The paper also shared a quote from Seiichi Takeuchi, professor emeritus of ethics at the University of Tokyo, who said: “The film’s message is that precisely because humans are fragile and weak, they try to be strong and are capable of trusting one another and stand up together. And I believe this message resonates with the melancholy of people living amid the pandemic and gives them quiet reassurance and encouragement.”

Iijima, who has even authored a book on the subject called How to Make Yourself Tougher the Demon Slayer Way, says that though the story is about defeating the demons and putting an end to an unfair and unjust world, this is not just a battle of good vs. evil. The underlying theme of the story is a deep appreciation for peace.

“There is also a focus on resilience; the characters’ ability to recover and come back,” she says. “By working hard, people can overcome their problems. This is something the audience empathised with and from which they got the strength to carry on during these hard times.”

Analysing the story’s characters, Iijima says that manga and anime have historically portrayed females as weak and in need of protection. “Powerful female characters usually must first go through a metamorphosis before they can take up a more active role in the story,” she says, “or they must disguise themselves as.
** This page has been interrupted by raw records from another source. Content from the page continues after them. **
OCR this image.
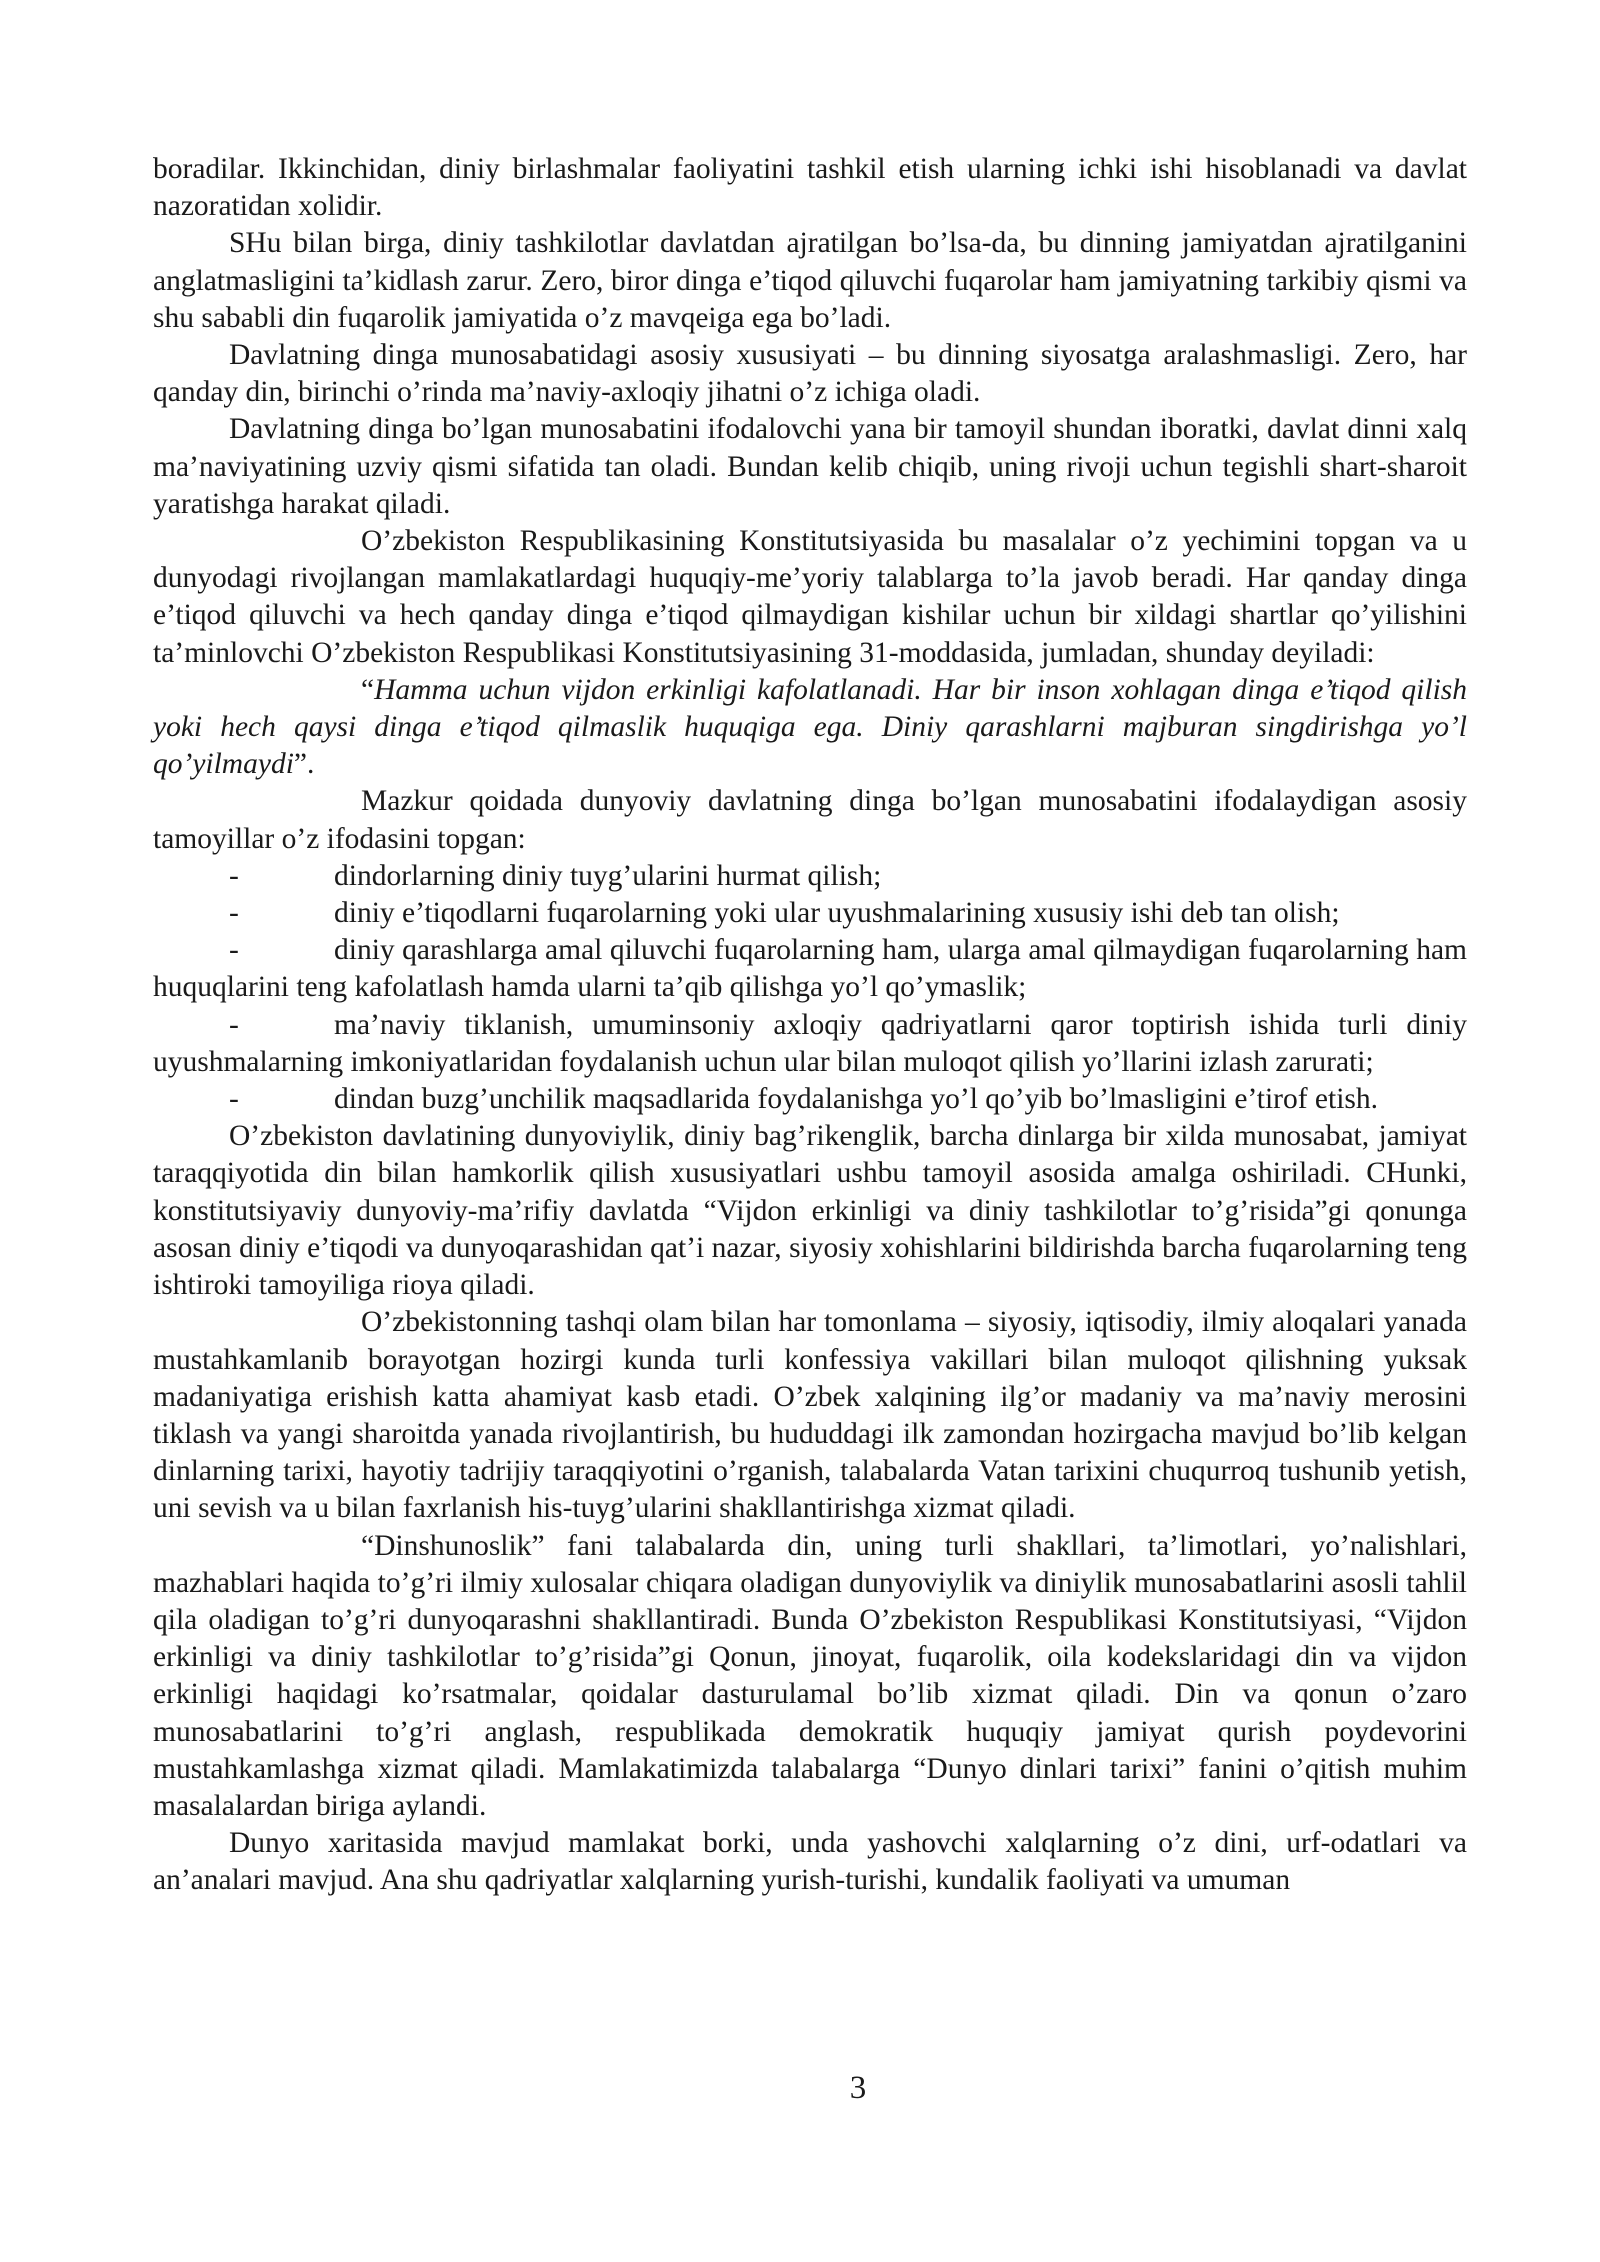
boradilar. Ikkinchidan, diniy birlashmalar faoliyatini tashkil etish ularning ichki ishi hisoblanadi va davlat nazoratidan xolidir.

SHu bilan birga, diniy tashkilotlar davlatdan ajratilgan bo’lsa-da, bu dinning jamiyatdan ajratilganini anglatmasligini ta’kidlash zarur. Zero, biror dinga e’tiqod qiluvchi fuqarolar ham jamiyatning tarkibiy qismi va shu sababli din fuqarolik jamiyatida o’z mavqeiga ega bo’ladi.

Davlatning dinga munosabatidagi asosiy xususiyati – bu dinning siyosatga aralashmasligi. Zero, har qanday din, birinchi o’rinda ma’naviy-axloqiy jihatni o’z ichiga oladi.

Davlatning dinga bo’lgan munosabatini ifodalovchi yana bir tamoyil shundan iboratki, davlat dinni xalq ma’naviyatining uzviy qismi sifatida tan oladi. Bundan kelib chiqib, uning rivoji uchun tegishli shart-sharoit yaratishga harakat qiladi.

O’zbekiston Respublikasining Konstitutsiyasida bu masalalar o’z yechimini topgan va u dunyodagi rivojlangan mamlakatlardagi huquqiy-me’yoriy talablarga to’la javob beradi. Har qanday dinga e’tiqod qiluvchi va hech qanday dinga e’tiqod qilmaydigan kishilar uchun bir xildagi shartlar qo’yilishini ta’minlovchi O’zbekiston Respublikasi Konstitutsiyasining 31-moddasida, jumladan, shunday deyiladi:

“Hamma uchun vijdon erkinligi kafolatlanadi. Har bir inson xohlagan dinga e’tiqod qilish yoki hech qaysi dinga e’tiqod qilmaslik huquqiga ega. Diniy qarashlarni majburan singdirishga yo’l qo’yilmaydi”.

Mazkur qoidada dunyoviy davlatning dinga bo’lgan munosabatini ifodalaydigan asosiy tamoyillar o’z ifodasini topgan:

-	dindorlarning diniy tuyg’ularini hurmat qilish;

-	diniy e’tiqodlarni fuqarolarning yoki ular uyushmalarining xususiy ishi deb tan olish;

-	diniy qarashlarga amal qiluvchi fuqarolarning ham, ularga amal qilmaydigan fuqarolarning ham huquqlarini teng kafolatlash hamda ularni ta’qib qilishga yo’l qo’ymaslik;

-	ma’naviy tiklanish, umuminsoniy axloqiy qadriyatlarni qaror toptirish ishida turli diniy uyushmalarning imkoniyatlaridan foydalanish uchun ular bilan muloqot qilish yo’llarini izlash zarurati;

-	dindan buzg’unchilik maqsadlarida foydalanishga yo’l qo’yib bo’lmasligini e’tirof etish.

O’zbekiston davlatining dunyoviylik, diniy bag’rikenglik, barcha dinlarga bir xilda munosabat, jamiyat taraqqiyotida din bilan hamkorlik qilish xususiyatlari ushbu tamoyil asosida amalga oshiriladi. CHunki, konstitutsiyaviy dunyoviy-ma’rifiy davlatda “Vijdon erkinligi va diniy tashkilotlar to’g’risida”gi qonunga asosan diniy e’tiqodi va dunyoqarashidan qat’i nazar, siyosiy xohishlarini bildirishda barcha fuqarolarning teng ishtiroki tamoyiliga rioya qiladi.

O’zbekistonning tashqi olam bilan har tomonlama – siyosiy, iqtisodiy, ilmiy aloqalari yanada mustahkamlanib borayotgan hozirgi kunda turli konfessiya vakillari bilan muloqot qilishning yuksak madaniyatiga erishish katta ahamiyat kasb etadi. O’zbek xalqining ilg’or madaniy va ma’naviy merosini tiklash va yangi sharoitda yanada rivojlantirish, bu hududdagi ilk zamondan hozirgacha mavjud bo’lib kelgan dinlarning tarixi, hayotiy tadrijiy taraqqiyotini o’rganish, talabalarda Vatan tarixini chuqurroq tushunib yetish, uni sevish va u bilan faxrlanish his-tuyg’ularini shakllantirishga xizmat qiladi.

“Dinshunoslik” fani talabalarda din, uning turli shakllari, ta’limotlari, yo’nalishlari, mazhablari haqida to’g’ri ilmiy xulosalar chiqara oladigan dunyoviylik va diniylik munosabatlarini asosli tahlil qila oladigan to’g’ri dunyoqarashni shakllantiradi. Bunda O’zbekiston Respublikasi Konstitutsiyasi, “Vijdon erkinligi va diniy tashkilotlar to’g’risida”gi Qonun, jinoyat, fuqarolik, oila kodekslaridagi din va vijdon erkinligi haqidagi ko’rsatmalar, qoidalar dasturulamal bo’lib xizmat qiladi. Din va qonun o’zaro munosabatlarini to’g’ri anglash, respublikada demokratik huquqiy jamiyat qurish poydevorini mustahkamlashga xizmat qiladi. Mamlakatimizda talabalarga “Dunyo dinlari tarixi” fanini o’qitish muhim masalalardan biriga aylandi.

Dunyo xaritasida mavjud mamlakat borki, unda yashovchi xalqlarning o’z dini, urf-odatlari va an’analari mavjud. Ana shu qadriyatlar xalqlarning yurish-turishi, kundalik faoliyati va umuman

3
But in more recent works, including Demon Slayer, they can just be themselves and still be able to join men as equals in their fight. 

Speaking of characters, a special role is played by the demons. “Traditionally, demons represent people’s fears,” Iijima says. “In Japan, in particular, they were representations of such diseases like smallpox that in the past killed scores of people. Today’s COVID-19 is a phenomenon that somewhat resembles our ancient disease-related fears.”

This said, many young fans were attracted to the demons, many of which used to be human beings. “The story highlights why and how they surrendered their humanity,” Iijima says, “and this adds a new element of interest to the story.” 

Commenting on how Demon Slayer has been helping people through the pandemic, the Asahi Shinbun noted how important are all those little things that we take for granted and repeat every day. “This has been a difficult and painful year, but precisely because of that, we were made aware of the preciousness of our humdrum daily existence as well as flaws in our society.”

But when it comes to explaining why it is that Demon Slayer somehow has the magic touch, it seems that William Goldman’s maxim about the movie business still holds true: “Nobody knows anything. Not one person in the entire motion picture field knows for a certainty what’s going to work. Every time out it’s a guess and, if you’re lucky, an educated one.”

The TV series of Demon Slayer is released in the UK by Anime Limited.

This article previously appeared in a slightly different form on Zoom Japan.